The ancient land of Navarre (Navarra in Spanish, Nafarroa in Basque) shares a 130km (81-mile) frontier with France, with nine crossing points. This province with a strong Basque tradition is an important link between Iberia and the rest of the Continent.

As a border region, Navarre has seen its share of conflict, and to this day the remains of lonely castles and fortified walled towns bear witness to that. But somehow this kingdom, one of the most ancient on the peninsula, has managed to preserve its own government and identity. Romans, Christians, Muslims, and Jews have all left their stamp on Navarre, and its architecture is as diverse as its landscape. It is also a province rich in folklore. Pagan rites were blended with Christian traditions to form a mythology that lives on today in Navarre's many festivals. Dancers and singers wear the famous red berets, the jota is the province's most celebrated folk dance, and its best-known sport is pelota -- sometimes called jai alai in other parts of the world.
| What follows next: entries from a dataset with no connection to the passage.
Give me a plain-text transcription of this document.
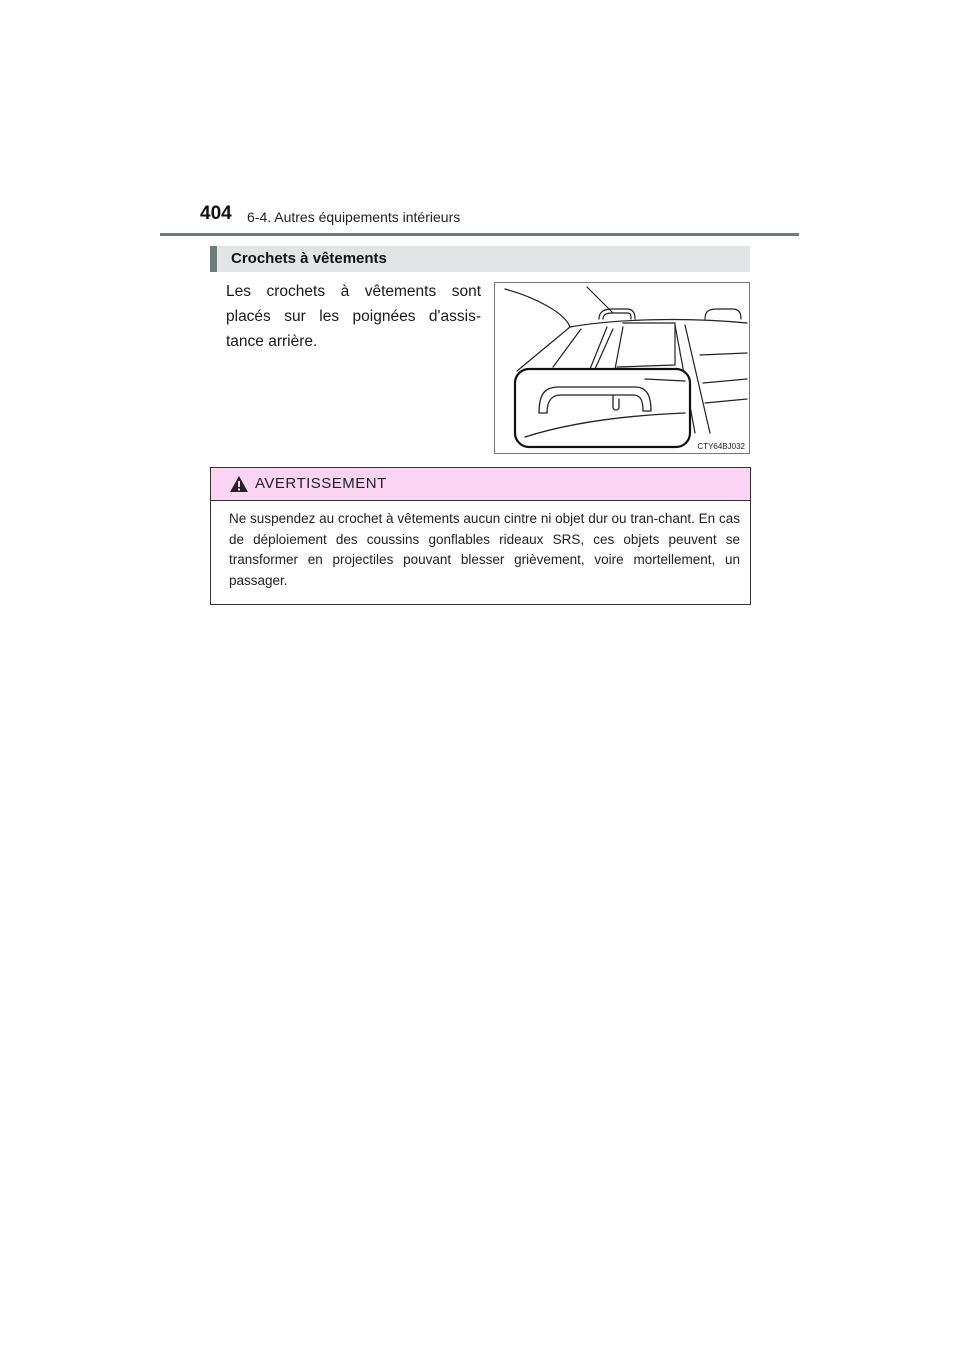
404 6-4. Autres équipements intérieurs
Crochets à vêtements
Les crochets à vêtements sont placés sur les poignées d'assis-tance arrière.
CTY64BJ032
AVERTISSEMENT
Ne suspendez au crochet à vêtements aucun cintre ni objet dur ou tran-chant. En cas de déploiement des coussins gonflables rideaux SRS, ces objets peuvent se transformer en projectiles pouvant blesser grièvement, voire mortellement, un passager.
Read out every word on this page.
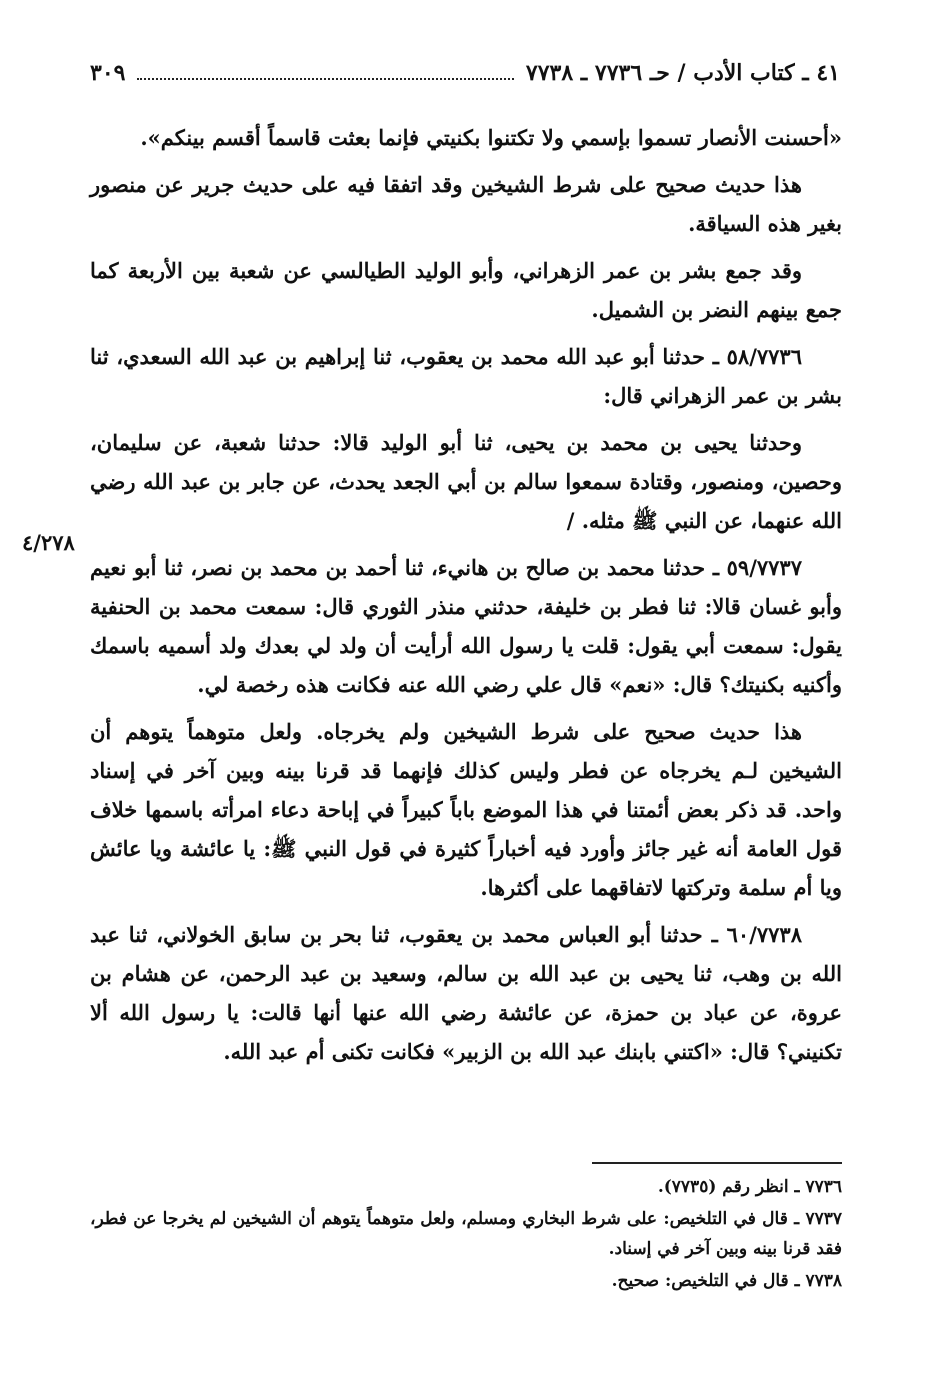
٤١ ـ كتاب الأدب / حـ ٧٧٣٦ ـ ٧٧٣٨
٣٠٩
٤/٢٧٨

«أحسنت الأنصار تسموا بإسمي ولا تكتنوا بكنيتي فإنما بعثت قاسماً أقسم بينكم».

هذا حديث صحيح على شرط الشيخين وقد اتفقا فيه على حديث جرير عن منصور بغير هذه السياقة.

وقد جمع بشر بن عمر الزهراني، وأبو الوليد الطيالسي عن شعبة بين الأربعة كما جمع بينهم النضر بن الشميل.

٥٨/٧٧٣٦ ـ حدثنا أبو عبد الله محمد بن يعقوب، ثنا إبراهيم بن عبد الله السعدي، ثنا بشر بن عمر الزهراني قال:

وحدثنا يحيى بن محمد بن يحيى، ثنا أبو الوليد قالا: حدثنا شعبة، عن سليمان، وحصين، ومنصور، وقتادة سمعوا سالم بن أبي الجعد يحدث، عن جابر بن عبد الله رضي الله عنهما، عن النبي ﷺ مثله. /

٥٩/٧٧٣٧ ـ حدثنا محمد بن صالح بن هانيء، ثنا أحمد بن محمد بن نصر، ثنا أبو نعيم وأبو غسان قالا: ثنا فطر بن خليفة، حدثني منذر الثوري قال: سمعت محمد بن الحنفية يقول: سمعت أبي يقول: قلت يا رسول الله أرأيت أن ولد لي بعدك ولد أسميه باسمك وأكنيه بكنيتك؟ قال: «نعم» قال علي رضي الله عنه فكانت هذه رخصة لي.

هذا حديث صحيح على شرط الشيخين ولم يخرجاه. ولعل متوهماً يتوهم أن الشيخين لـم يخرجاه عن فطر وليس كذلك فإنهما قد قرنا بينه وبين آخر في إسناد واحد. قد ذكر بعض أئمتنا في هذا الموضع باباً كبيراً في إباحة دعاء امرأته باسمها خلاف قول العامة أنه غير جائز وأورد فيه أخباراً كثيرة في قول النبي ﷺ: يا عائشة ويا عائش ويا أم سلمة وتركتها لاتفاقهما على أكثرها.

٦٠/٧٧٣٨ ـ حدثنا أبو العباس محمد بن يعقوب، ثنا بحر بن سابق الخولاني، ثنا عبد الله بن وهب، ثنا يحيى بن عبد الله بن سالم، وسعيد بن عبد الرحمن، عن هشام بن عروة، عن عباد بن حمزة، عن عائشة رضي الله عنها أنها قالت: يا رسول الله ألا تكنيني؟ قال: «اكتني بابنك عبد الله بن الزبير» فكانت تكنى أم عبد الله.

٧٧٣٦ ـ انظر رقم (٧٧٣٥).

٧٧٣٧ ـ قال في التلخيص: على شرط البخاري ومسلم، ولعل متوهماً يتوهم أن الشيخين لم يخرجا عن فطر، فقد قرنا بينه وبين آخر في إسناد.

٧٧٣٨ ـ قال في التلخيص: صحيح.
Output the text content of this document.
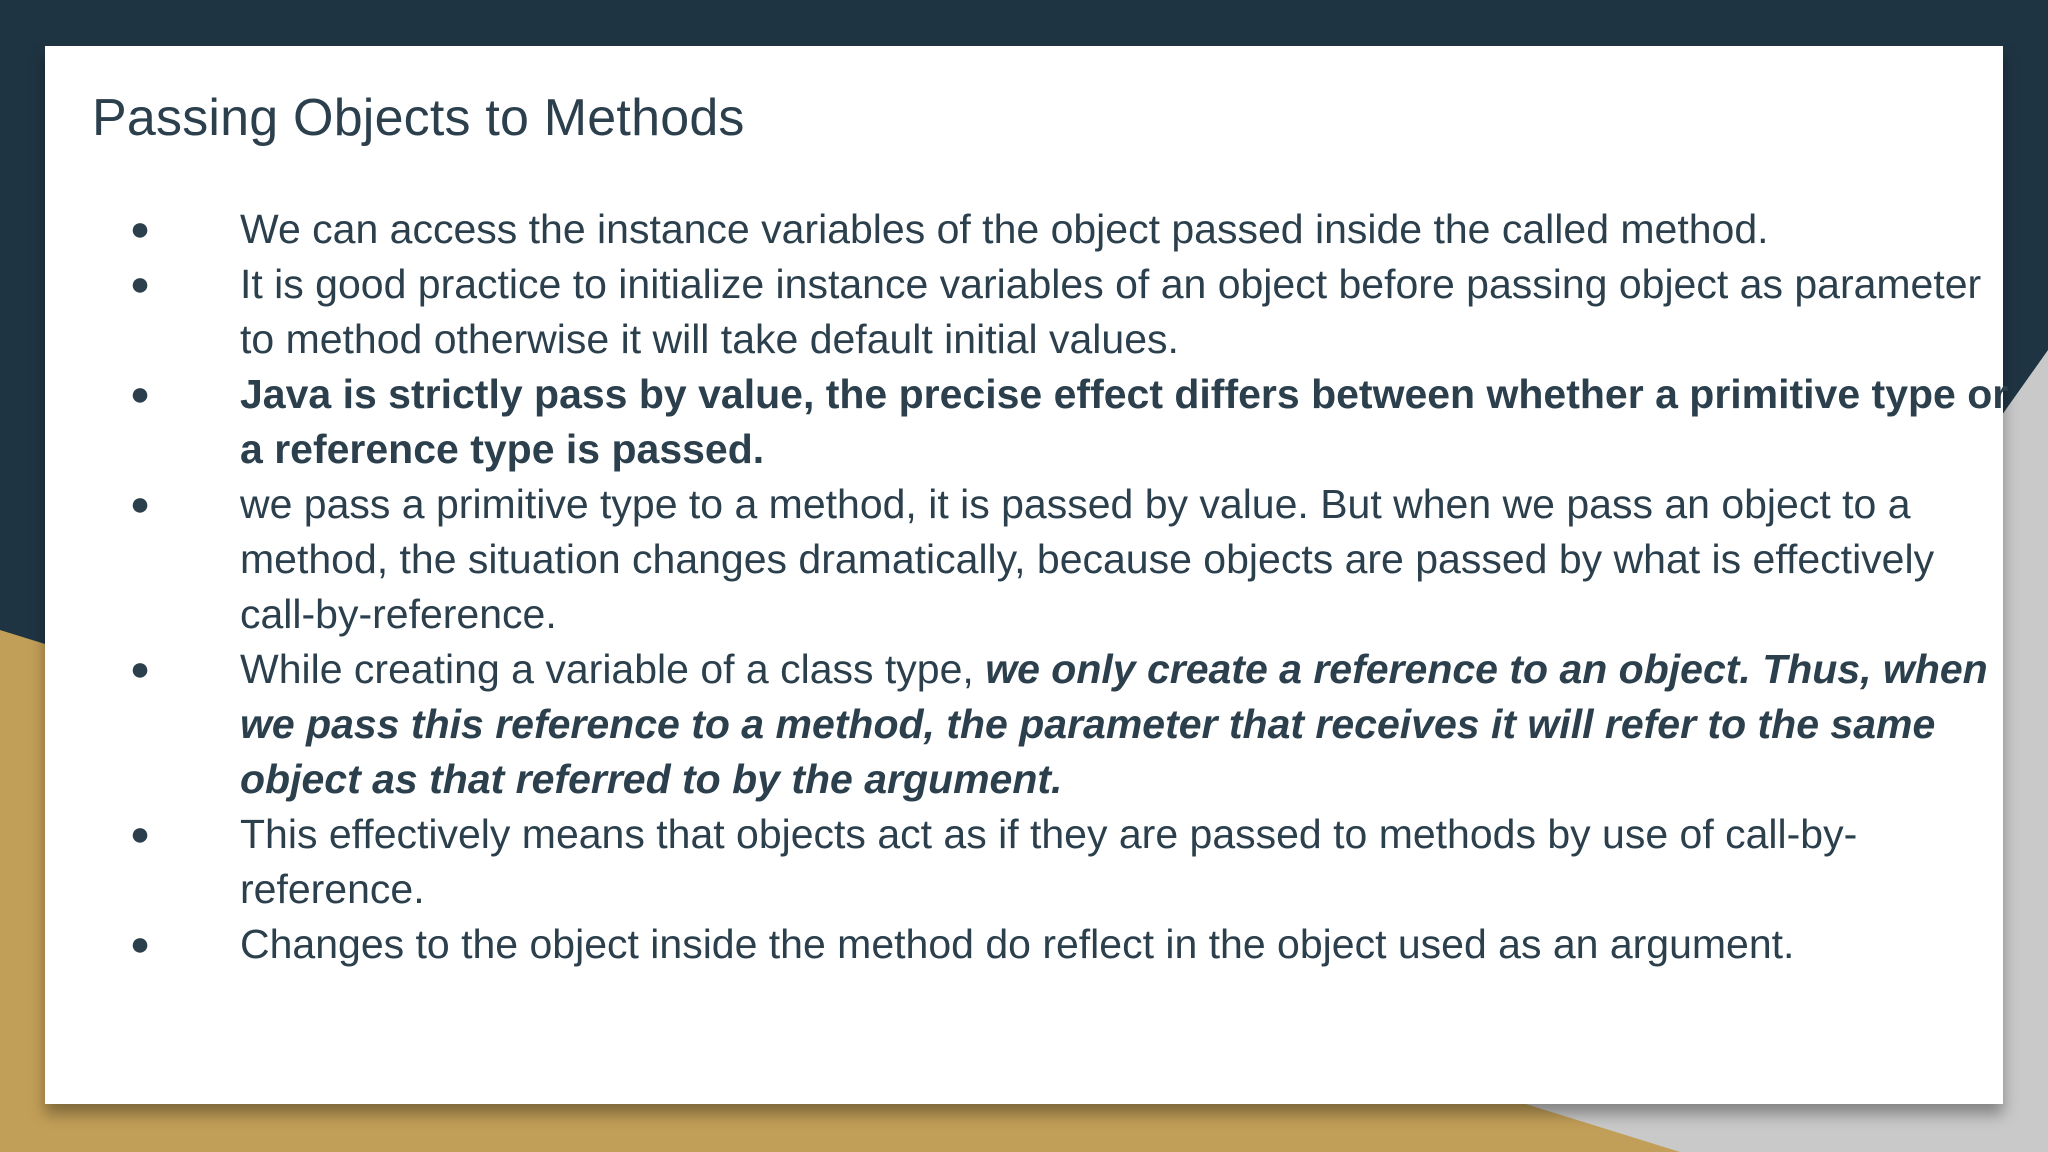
Passing Objects to Methods
● We can access the instance variables of the object passed inside the called method.
● It is good practice to initialize instance variables of an object before passing object as parameter to method otherwise it will take default initial values.
● Java is strictly pass by value, the precise effect differs between whether a primitive type or a reference type is passed.
● we pass a primitive type to a method, it is passed by value. But when we pass an object to a method, the situation changes dramatically, because objects are passed by what is effectively call-by-reference.
● While creating a variable of a class type, we only create a reference to an object. Thus, when we pass this reference to a method, the parameter that receives it will refer to the same object as that referred to by the argument.
● This effectively means that objects act as if they are passed to methods by use of call-by-reference.
● Changes to the object inside the method do reflect in the object used as an argument.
Navarre is also rich in natural attractions, but most foreign visitors miss them when they come in July to see the Fiesta de San Fermín and the running of the bulls through the streets of Pamplona, Navarre's capital and major city. Even if you do visit for the festival, try to explore some of the panoramic Pyrenean landscape.

Adjoining Navarre is La Rioja, the smallest region of mainland Spain -- bordered not only by Navarre but also by Castile and Aragón. Extending along the Ebro River, this province has far greater influence than its tiny dimensions would suggest because it is one of the most important winegrowing districts in Europe. The land is generally split into two sections: Rioja Alta, which gets a lot of rainfall and has a mild climate, and Rioja Baja, which is much hotter and more arid, like Aragón. The capital of the province is Logroño, a city of some 200,000 that links the two regions.

The most-visited towns are Logroño and Haro, the latter known for its wineries. Santo Domingo de la Calzada was a major stop on the ancient pilgrims' route on the way to Santiago de Compostela, while Nájera once served as capital for the kings of Navarre. Now little more than a village, it lies along the Najerilla River.